Illustration : Rassemblement de membres des partis d’extrême droite Svoboda, à Kiev

      Le risque d’invasion de l’Ukraine par la Russie et les tensions entre Washington et Moscou posent le problème de la sécurité des Juifs d’Ukraine. Bien que les Juifs ukrainiens ne soient pas spécifiquement ciblés ou partie prenante dans ce conflit, ils pourraient être amenés à fuir les lieux du conflit si la guerre se déclenchait. Les relations entre Israël et l’Ukraine sont au beau fixe, même si parfois elles sont traversées par des incidents locaux nationalistes, voire antisémites, qui ramènent à l’époque nazie et qui ternissent les échanges.
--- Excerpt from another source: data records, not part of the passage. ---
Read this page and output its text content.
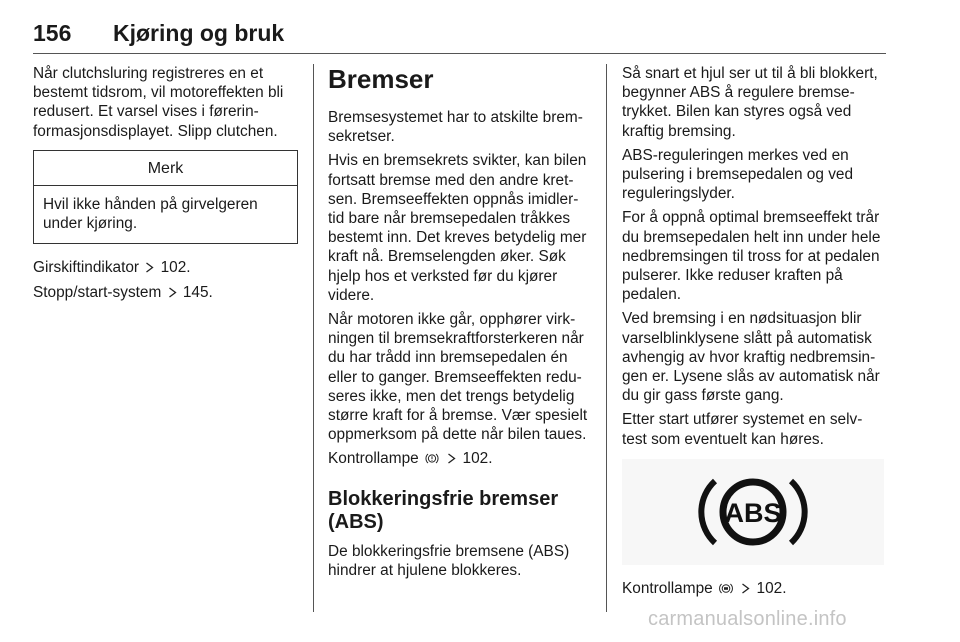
156 Kjøring og bruk

Når clutchsluring registreres en et
bestemt tidsrom, vil motoreffekten bli
redusert. Et varsel vises i førerin-
formasjonsdisplayet. Slipp clutchen.

Merk
Hvil ikke hånden på girvelgeren
under kjøring.

Girskiftindikator 102.

Stopp/start-system 145.

Bremser

Bremsesystemet har to atskilte brem-
sekretser.

Hvis en bremsekrets svikter, kan bilen
fortsatt bremse med den andre kret-
sen. Bremseeffekten oppnås imidler-
tid bare når bremsepedalen tråkkes
bestemt inn. Det kreves betydelig mer
kraft nå. Bremselengden øker. Søk
hjelp hos et verksted før du kjører
videre.

Når motoren ikke går, opphører virk-
ningen til bremsekraftforsterkeren når
du har trådd inn bremsepedalen én
eller to ganger. Bremseeffekten redu-
seres ikke, men det trengs betydelig
større kraft for å bremse. Vær spesielt
oppmerksom på dette når bilen taues.

Kontrollampe	102.

Blokkeringsfrie bremser
(ABS)

De blokkeringsfrie bremsene (ABS)
hindrer at hjulene blokkeres.

Så snart et hjul ser ut til å bli blokkert,
begynner ABS å regulere bremse-
trykket. Bilen kan styres også ved
kraftig bremsing.

ABS-reguleringen merkes ved en
pulsering i bremsepedalen og ved
reguleringslyder.

For å oppnå optimal bremseeffekt trår
du bremsepedalen helt inn under hele
nedbremsingen til tross for at pedalen
pulserer. Ikke reduser kraften på
pedalen.

Ved bremsing i en nødsituasjon blir
varselblinklysene slått på automatisk
avhengig av hvor kraftig nedbremsin-
gen er. Lysene slås av automatisk når
du gir gass første gang.

Etter start utfører systemet en selv-
test som eventuelt kan høres.

ABS

Kontrollampe	102.

carmanualsonline.info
Par son voyage en 1999, Netanyahou avait tout fait pour consolider des liens forts entre Israël et l’Ukraine d’où sont d’ailleurs originaires de nombreux immigrants israéliens. En rencontrant le président Volodymyr Zelensky il avait affirmé : «Nous pouvons nous emparer de l’avenir séparément, mais nous pouvons mieux le faire ensemble». Avant la Shoah, une majorité de la population ukrainienne était juive. D’ailleurs le président est lui-même d’ascendance juive, même s’il estime qu’il s’agit pour lui d’une affaire privée, ainsi que son premier ministre Volodymyr Groïsman. Le mémorial de Babi Yar est là pour rappeler que 33.000 Juifs ukrainiens y avaient été assassinés en avril 1941. Les deux pays se sont reconnus de facto le 11 mai 1949 sous le régime soviétique et ont établi des relations diplomatiques de jure le 26 décembre 1991.
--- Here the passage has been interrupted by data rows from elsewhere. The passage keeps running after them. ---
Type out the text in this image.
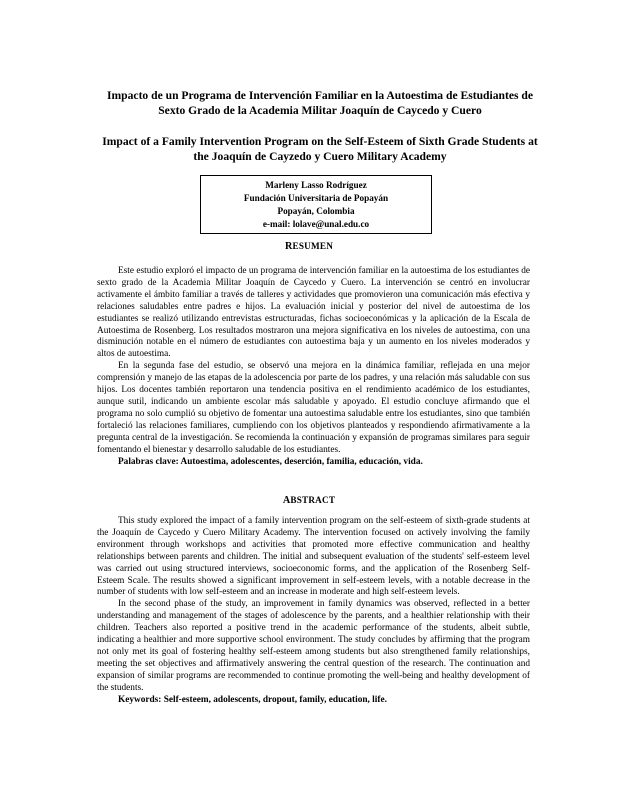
Impacto de un Programa de Intervención Familiar en la Autoestima de Estudiantes de Sexto Grado de la Academia Militar Joaquín de Caycedo y Cuero
Impact of a Family Intervention Program on the Self-Esteem of Sixth Grade Students at the Joaquín de Cayzedo y Cuero Military Academy
Marleny Lasso Rodríguez
Fundación Universitaria de Popayán
Popayán, Colombia
e-mail: lolave@unal.edu.co
RESUMEN

Este estudio exploró el impacto de un programa de intervención familiar en la autoestima de los estudiantes de sexto grado de la Academia Militar Joaquín de Caycedo y Cuero. La intervención se centró en involucrar activamente el ámbito familiar a través de talleres y actividades que promovieron una comunicación más efectiva y relaciones saludables entre padres e hijos. La evaluación inicial y posterior del nivel de autoestima de los estudiantes se realizó utilizando entrevistas estructuradas, fichas socioeconómicas y la aplicación de la Escala de Autoestima de Rosenberg. Los resultados mostraron una mejora significativa en los niveles de autoestima, con una disminución notable en el número de estudiantes con autoestima baja y un aumento en los niveles moderados y altos de autoestima.

En la segunda fase del estudio, se observó una mejora en la dinámica familiar, reflejada en una mejor comprensión y manejo de las etapas de la adolescencia por parte de los padres, y una relación más saludable con sus hijos. Los docentes también reportaron una tendencia positiva en el rendimiento académico de los estudiantes, aunque sutil, indicando un ambiente escolar más saludable y apoyado. El estudio concluye afirmando que el programa no solo cumplió su objetivo de fomentar una autoestima saludable entre los estudiantes, sino que también fortaleció las relaciones familiares, cumpliendo con los objetivos planteados y respondiendo afirmativamente a la pregunta central de la investigación. Se recomienda la continuación y expansión de programas similares para seguir fomentando el bienestar y desarrollo saludable de los estudiantes.

Palabras clave: Autoestima, adolescentes, deserción, familia, educación, vida.

ABSTRACT

This study explored the impact of a family intervention program on the self-esteem of sixth-grade students at the Joaquín de Caycedo y Cuero Military Academy. The intervention focused on actively involving the family environment through workshops and activities that promoted more effective communication and healthy relationships between parents and children. The initial and subsequent evaluation of the students' self-esteem level was carried out using structured interviews, socioeconomic forms, and the application of the Rosenberg Self-Esteem Scale. The results showed a significant improvement in self-esteem levels, with a notable decrease in the number of students with low self-esteem and an increase in moderate and high self-esteem levels.

In the second phase of the study, an improvement in family dynamics was observed, reflected in a better understanding and management of the stages of adolescence by the parents, and a healthier relationship with their children. Teachers also reported a positive trend in the academic performance of the students, albeit subtle, indicating a healthier and more supportive school environment. The study concludes by affirming that the program not only met its goal of fostering healthy self-esteem among students but also strengthened family relationships, meeting the set objectives and affirmatively answering the central question of the research. The continuation and expansion of similar programs are recommended to continue promoting the well-being and healthy development of the students.

Keywords: Self-esteem, adolescents, dropout, family, education, life.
         L’Ukraine est devenu un lieu de tourisme pour les Israéliens alors que les relations économiques et militaires se resserrent. En effet, Israël vend du matériel militaire à l’Ukraine à travers la société Elbit dans les domaines des systèmes de communication, de surveillance et de reconnaissance terrestres et aériennes, des stations radars, des équipements pour la protection portuaire et pour la modernisation des véhicules blindés.  En 2015, Netanyahou avait signé des accords dans le domaine du hightech, de la recherche scientifique de la sécurité, des transports et de l’agriculture. De son côté l’Ukraine exporte vers Israël des céréales, des métaux, des graines et oléagineux et des machines électriques.
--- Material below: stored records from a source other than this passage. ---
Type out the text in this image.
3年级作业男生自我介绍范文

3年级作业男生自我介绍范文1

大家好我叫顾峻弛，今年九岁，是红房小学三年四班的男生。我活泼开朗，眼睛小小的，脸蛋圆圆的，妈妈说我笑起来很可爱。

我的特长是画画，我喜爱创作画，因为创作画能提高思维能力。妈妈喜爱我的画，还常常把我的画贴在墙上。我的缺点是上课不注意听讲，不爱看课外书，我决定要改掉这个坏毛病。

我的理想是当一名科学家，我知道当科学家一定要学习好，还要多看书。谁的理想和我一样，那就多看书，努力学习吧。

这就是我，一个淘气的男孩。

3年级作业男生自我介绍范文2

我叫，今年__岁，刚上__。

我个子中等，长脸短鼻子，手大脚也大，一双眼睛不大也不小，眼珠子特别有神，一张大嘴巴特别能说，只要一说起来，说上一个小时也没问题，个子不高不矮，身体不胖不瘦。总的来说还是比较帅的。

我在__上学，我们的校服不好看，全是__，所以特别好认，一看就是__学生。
L’Ukraine a poussé son amitié jusqu’à exprimer son désir d’installer son ambassade à Jérusalem, située pour l’instant à la rue Yirmeyahu à Tel-Aviv. Mais Israël se trouve aujourd’hui devant un choix cornélien. En raison de ses bonnes relations avec la Russie, le gouvernement israélien n’envisage pas de s’interférer dans ce conflit mais au contraire d’intervenir comme arbitre et même comme conciliateur entre les deux belligérants, voire entre la Russie et l’Europe. Par ailleurs il n’a pas échappé à Israël que l’Ukraine est soutenue par l’allié le plus puissant d’Israël, les États-Unis.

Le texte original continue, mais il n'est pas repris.